I don't think @PheasantPluckers is missing your point at all. I think the issue here is, you may want to have more children with a new partner, but that might not be the right thing for the child you have. Their needs have to come first, not your desire for more kids.

leia24 · 21/12/2024 09:00

For me, I've tried and completely failed at the blended family step parent thing. It actually was really harmful to my daughter. I've made the decision to be single at least until my daughter is 18 now.
My sister has made it work and her partner is like a dad to her daughter and they've lived together years.
My ex was a professional with shared care of his older children, a house, a car, etc etc.. but he was still a crazy person. My sisters partner actually looked less good by MN standards on paper but he is great.

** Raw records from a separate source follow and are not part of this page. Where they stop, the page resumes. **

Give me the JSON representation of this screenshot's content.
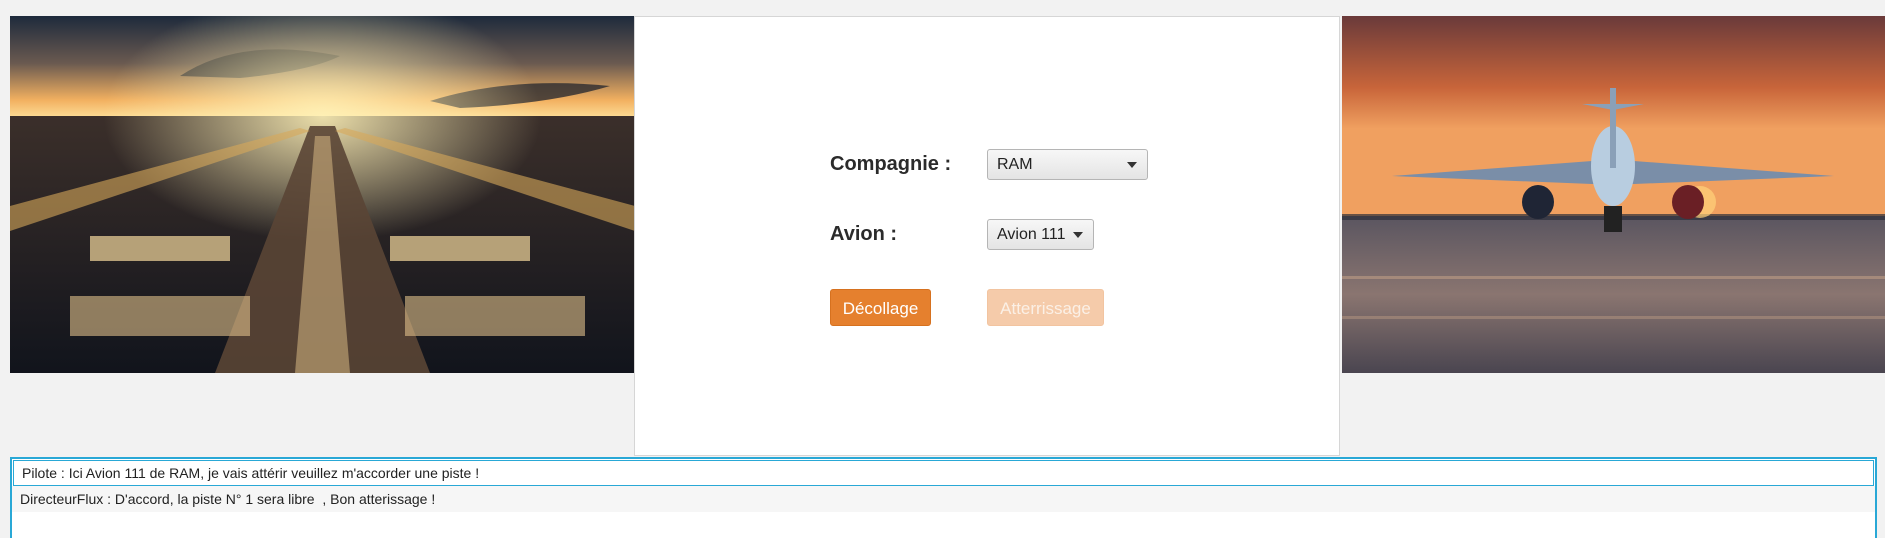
{
  "images": {
    "left": {
      "description_icon": "runway-sunset-image"
    },
    "right": {
      "description_icon": "airplane-runway-sunset-image"
    }
  },
  "form": {
    "company_label": "Compagnie :",
    "company_value": "RAM",
    "plane_label": "Avion :",
    "plane_value": "Avion 111",
    "takeoff_label": "Décollage",
    "landing_label": "Atterrissage"
  },
  "log": {
    "lines": [
      "Pilote : Ici Avion 111 de RAM, je vais attérir veuillez m'accorder une piste !",
      "DirecteurFlux : D'accord, la piste N° 1 sera libre  , Bon atterissage !"
    ]
  },
  "colors": {
    "accent": "#e5802e",
    "accent_disabled": "#f5cbaa",
    "selection_border": "#29a8d6"
  }
}
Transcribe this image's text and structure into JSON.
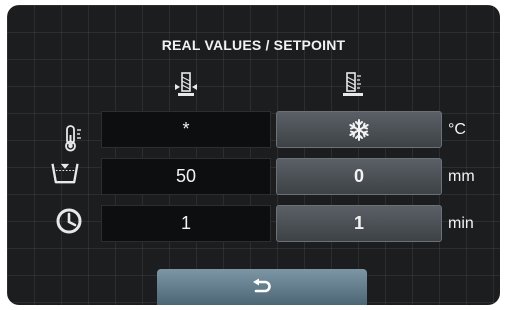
{
  "screen": {
    "title": "REAL VALUES / SETPOINT",
    "columns": {
      "real_icon": "real-value-thermometer-icon",
      "setpoint_icon": "setpoint-thermometer-icon"
    },
    "rows": [
      {
        "icon": "thermometer-icon",
        "real": "*",
        "setpoint": "snowflake-icon",
        "unit": "°C"
      },
      {
        "icon": "water-level-icon",
        "real": "50",
        "setpoint": "0",
        "unit": "mm"
      },
      {
        "icon": "clock-icon",
        "real": "1",
        "setpoint": "1",
        "unit": "min"
      }
    ],
    "back_button": {
      "icon": "back-arrow-icon"
    },
    "colors": {
      "background": "#1b1d1f",
      "setpoint_cell": "#4a4f54",
      "back_button": "#6a8494"
    }
  }
}
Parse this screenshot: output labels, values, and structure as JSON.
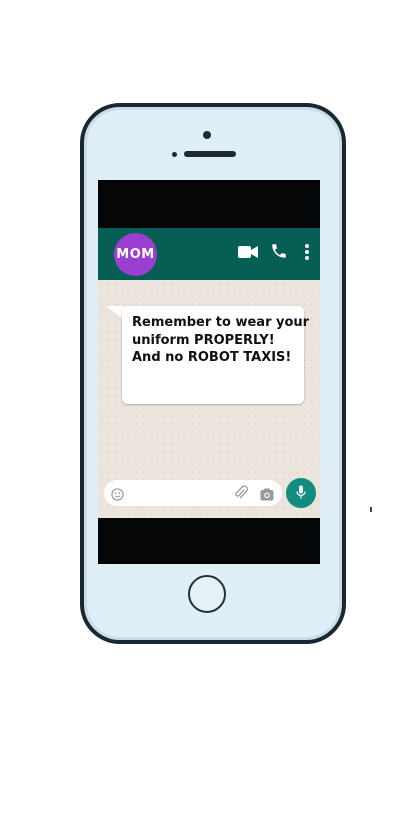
{
  "contact": {
    "avatar_text": "MOM"
  },
  "message": {
    "lines": [
      "Remember to wear your",
      "uniform PROPERLY!",
      "And no ROBOT TAXIS!"
    ]
  },
  "input": {
    "placeholder": ""
  },
  "icons": {
    "video": "video-call-icon",
    "call": "phone-call-icon",
    "menu": "more-vert-icon",
    "emoji": "emoji-icon",
    "attach": "paperclip-icon",
    "camera": "camera-icon",
    "mic": "microphone-icon"
  },
  "colors": {
    "header": "#075e54",
    "avatar": "#9b3fd0",
    "mic_button": "#128c7e",
    "chat_background": "#ece5dd"
  }
}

Guavafish1 · 21/12/2024 09:02

I don’t think anyone cares about the person relationships!

but the difficulty comes when some put their partner over the kids. This happens too in conventional relationships. Husband over kids…

children are affected by this outcome.

category12 · 21/12/2024 09:03

You're allowed to want whatever.

You just need to take it slow and make sure any future partner is the right guy and will be enduringly kind to your existing child.

It can be that the child from a previous relationship gets sidelined (or worse), when a "new" family is created. So it's about making sure your child's life will actually better for the introduction of a stepdad and potential half-siblings, not just your own, as the child ends up stuck with your decisions.

It's not about being undeserving, it's just hard to negotiate well.